« L'assemblée a eu des visions selon lesquelles le Mokkurkalve, un monstre très ancien, a été réveillé. Il est déterminé à détruire l'objet le plus saint que nous connaissions. Un réceptacle contenant l'esprit même de l'humanité. Sans lui, nous serions réduits à errer dans les ruines de notre civilisation, à l'état de fantômes. Des esprits vides de la terre, des bois et des mers. Piégés ici pour l'éternité. Les esprits des morts hantent déjà la vallée, comme s'ils attendaient... comme s'ils attendaient que nous devenions comme eux. Le réceptacle se trouve dans un temple secret. L'assemblée pense que vous avez une chance d'arrêter le Mokkurkalve. » (p.26)

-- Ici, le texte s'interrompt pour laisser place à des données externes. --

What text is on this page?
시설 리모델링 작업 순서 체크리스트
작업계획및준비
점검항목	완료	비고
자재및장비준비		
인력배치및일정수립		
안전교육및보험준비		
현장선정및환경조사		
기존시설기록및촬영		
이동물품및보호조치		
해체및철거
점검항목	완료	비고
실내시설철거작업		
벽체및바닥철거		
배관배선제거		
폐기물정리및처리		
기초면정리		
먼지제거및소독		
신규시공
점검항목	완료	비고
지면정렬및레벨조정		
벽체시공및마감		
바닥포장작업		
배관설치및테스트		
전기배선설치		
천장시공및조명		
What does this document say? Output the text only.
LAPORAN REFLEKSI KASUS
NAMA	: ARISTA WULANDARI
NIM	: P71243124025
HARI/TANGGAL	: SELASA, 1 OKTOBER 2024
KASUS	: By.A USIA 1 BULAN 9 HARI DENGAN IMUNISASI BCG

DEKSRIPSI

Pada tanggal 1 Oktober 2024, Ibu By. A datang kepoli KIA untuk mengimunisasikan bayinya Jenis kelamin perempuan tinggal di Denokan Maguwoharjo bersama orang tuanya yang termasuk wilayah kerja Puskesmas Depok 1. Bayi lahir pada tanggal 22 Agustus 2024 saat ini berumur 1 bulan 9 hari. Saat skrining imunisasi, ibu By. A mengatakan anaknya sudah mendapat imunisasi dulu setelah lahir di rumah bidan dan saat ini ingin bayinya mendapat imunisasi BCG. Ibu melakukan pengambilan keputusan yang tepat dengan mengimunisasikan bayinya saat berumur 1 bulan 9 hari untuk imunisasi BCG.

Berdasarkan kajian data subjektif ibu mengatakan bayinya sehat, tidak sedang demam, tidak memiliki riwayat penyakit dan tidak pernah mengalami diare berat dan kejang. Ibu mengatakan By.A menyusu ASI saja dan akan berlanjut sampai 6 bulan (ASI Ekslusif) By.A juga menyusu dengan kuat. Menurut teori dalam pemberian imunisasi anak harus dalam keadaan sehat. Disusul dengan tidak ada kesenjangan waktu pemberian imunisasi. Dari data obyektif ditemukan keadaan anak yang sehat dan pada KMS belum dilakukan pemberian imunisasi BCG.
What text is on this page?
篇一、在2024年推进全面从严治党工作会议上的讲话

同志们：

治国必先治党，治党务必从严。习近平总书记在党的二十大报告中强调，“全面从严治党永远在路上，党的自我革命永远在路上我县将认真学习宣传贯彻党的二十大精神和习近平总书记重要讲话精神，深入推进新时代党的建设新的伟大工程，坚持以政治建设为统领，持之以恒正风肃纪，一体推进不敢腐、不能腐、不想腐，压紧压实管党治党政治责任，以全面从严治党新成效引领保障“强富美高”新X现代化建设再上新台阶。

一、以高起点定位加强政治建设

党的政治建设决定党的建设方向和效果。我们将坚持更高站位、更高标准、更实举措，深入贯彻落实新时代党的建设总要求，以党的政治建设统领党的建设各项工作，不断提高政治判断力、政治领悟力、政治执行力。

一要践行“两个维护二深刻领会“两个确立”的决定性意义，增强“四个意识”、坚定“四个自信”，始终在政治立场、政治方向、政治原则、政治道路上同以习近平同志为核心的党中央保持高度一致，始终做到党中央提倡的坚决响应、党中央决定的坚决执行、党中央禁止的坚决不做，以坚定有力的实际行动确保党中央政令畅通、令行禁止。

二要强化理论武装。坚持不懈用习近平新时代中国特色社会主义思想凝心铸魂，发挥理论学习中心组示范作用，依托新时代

Une sombre prophétie. Un monstre. Un élu, champion de l'humanité, devant parcourir le pays des Morts pour affronter un démon... Apparemment, rien de bien original dans ce résumé. Pourtant, à partir de ces prémisses banales, Peter Bergting réussit à capter l'attention du lecteur. D'abord grâce à une narration assez sibylline qui ne dévoile l'intrigue que parcimonieusement, nous entraînant dans un parcours mystérieux au sein de territoires mouvants aux allures de paysages mentaux : une « géographie d'intentions cachées » (Michael Kaluta, postface). D'autre part en raison de la nature du « héros », Milo, qui n'est pas celui qu'on attendait : Milo a en réalité tué le véritable héros de cette histoire avant même que celle-ci ne débute, et se conduit comme s'il était frappé d'une sorte de malédiction, « consumé par le désir de jouer un rôle » (p.114). Il en résulte un récit envoûtant, « nimbé de son atmosphère étrange et merveilleuse » comme l'écrit Mike Mignola (cité p.6). Un récit ténébreux, froid, aux illustrations crépusculaires, d'un onirisme si détaché du monde vivant que l'on assiste à ce « songe d'une nuit d'hiver » comme à une tragédie d'un autre univers, où le monde des fées ne laisserait place à aucune fantaisie, mais seulement à une mélancolie sans espoir. Une noirceur de tragédie shakespearienne assumée, qui se traduit d'ailleurs par quelques allusions : on lira sans peine dans les propos de la belle Lin — « Il y a entre le ciel et la terre plus de choses que vous n'en connaissez » (p.28) — une paraphrase de la fameuse réplique lancée par Hamlet : « Il y a plus de choses au ciel et sur la terre, Horatio, que n'en rêve ta philosophie. » (Acte I, scène 5, trad. André Gide).
Une œuvre qui démontre encore une fois qu'avec du talent, un auteur inspiré peut renouveler un thème banal au point d'en faire une création fascinante et surprenante.